NTHI cells were inoculated into the wells of 96-well flat-bottom microtiter plates (Corning, Corning, NY) and incubated for 16 h at 34°C at pH 7, 37°C at pH 7, or 37°C at pH 9 with 5% atmospheric CO2 in buffered sBHI, as described above. Biofilms were rinsed once with DPBS, and then the total adherent biomass was suspended in DPBS with aggressive scraping. The biomass was collected by centrifugation and extracted with TRIzol reagent (ThermoFisher, Waltham, MA) at 107 CFU per 750 μl. Isopropanol was added to the phenol-ethanol supernatant of the TRIzol-extracted samples. Proteins were pelleted by centrifugation at 12,000 × g for 10 min at 4°C, washed three times with 95% ethanol, and precipitated with 100% ethanol. The protein pellets were resuspended in 200 μl 6 M guanidinium-HCl–50 mM Tris-HCl (pH 8). Proteins were then reduced and alkylated by 10 mM dithiothreitol (DTT) and 25 mM acrylamide, respectively. The resultant proteins were precipitated with 1 ml of 1:1 methanol/acetone and then suspended in 50 μl of 50 mM Tris-HCl (pH 8) with 1 μg of trypsin and incubated overnight at 37°C. Tryptic-digested peptides were cleaned with C18 ZipTips (Millipore, Burlington, MA). SWATH-MS analysis was performed as described previously (55).

Detection of HU and eDNA within biofilms.

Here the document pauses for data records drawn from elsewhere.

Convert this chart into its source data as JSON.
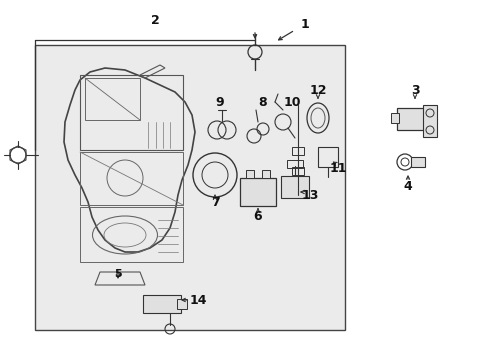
{
  "bg_color": "#ffffff",
  "box_bg": "#e8e8e8",
  "line_color": "#333333",
  "font_size": 9
}
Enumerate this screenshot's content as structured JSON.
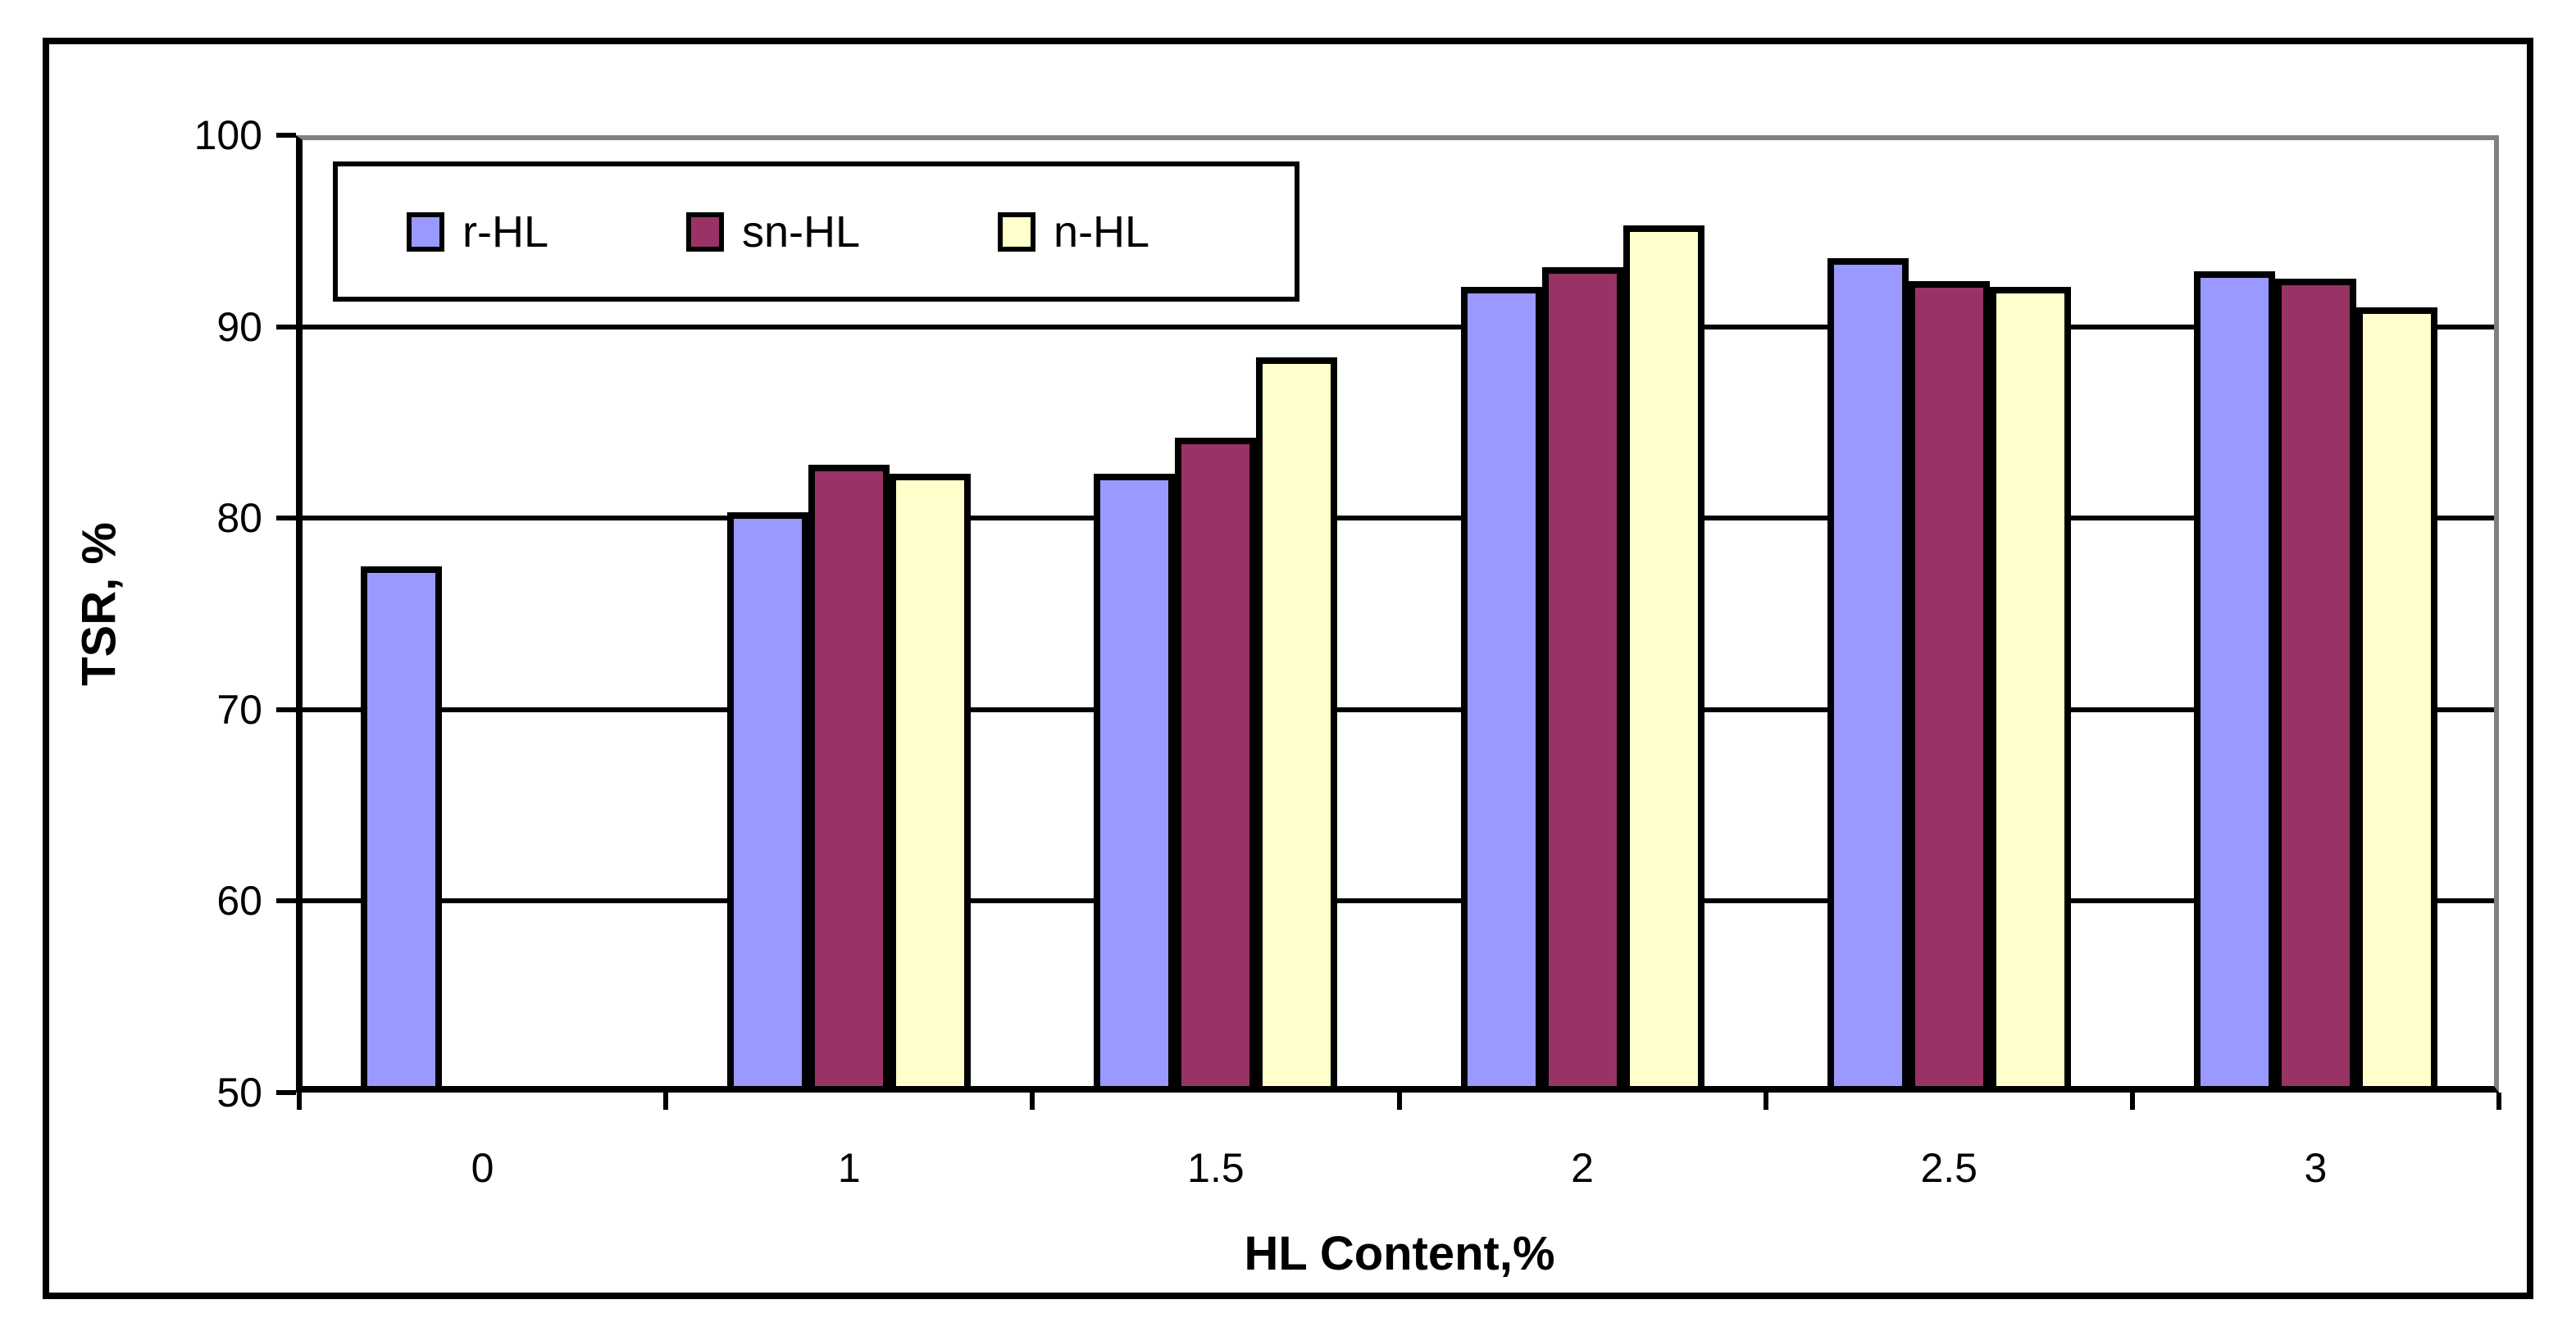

NTHI strain 723 modA2 locked ON and modA2 locked OFF populations that were engineered to constitutively expressed GFP (29) were inoculated into the chambers of an eight-well-chambered cover glass, as described above. After 16 h, biofilms were rinsed twice with DPBS to remove nonadherent bacteria and then incubated with anti-NTHI HU polyclonal rabbit sera (1:200) for 30 min or commercially available murine antibody against dsDNA (AbCam) (1:200) for 1 h. Biofilms were then rinsed and incubated for 15 min with goat anti-rabbit or goat anti-mouse IgG secondary antibody conjugated to Alexa Fluor 647 (Thermo Fisher, Waltham, MA). Biofilms were rinsed with DPBS and imaged with a Zeiss 700 Meta-laser scanning confocal microscope. Relative HU and eDNA abundance was calculated as total fluorescence in the Alexa Fluor 647 channel divided by total biomass in the GFP channel, multiplied by 100.

RNA sequencing.

NTHI were inoculated into the wells of 96-well flat-bottom microtiter plates (Corning, Corning, NY) and incubated for 16 h at 37°C with 5% atmospheric CO2 in sBHI buffered to pH 9, as described above. Biofilms were rinsed once with DPBS, and then the total adherent biomass was collected. Total bacterial RNA was collected by acid-phenol-chloroform extraction and purified with the RNAeasy kit (Qiagen, Hilden, Germany), according to the manufacturer’s directions. Library preparation and sequencing were performed as described previously (56). Differential gene expression was determined with the Bioconductor package EdgeR (57).

Statistical analysis.

All statistical analyses were performed with GraphPad Prism version 7.0 (GraphPad Software, San Diego, CA). The statistical tests used and P values are indicated within the text and figure legends. All experiments were performed a minimum of three times on separate days in duplicate.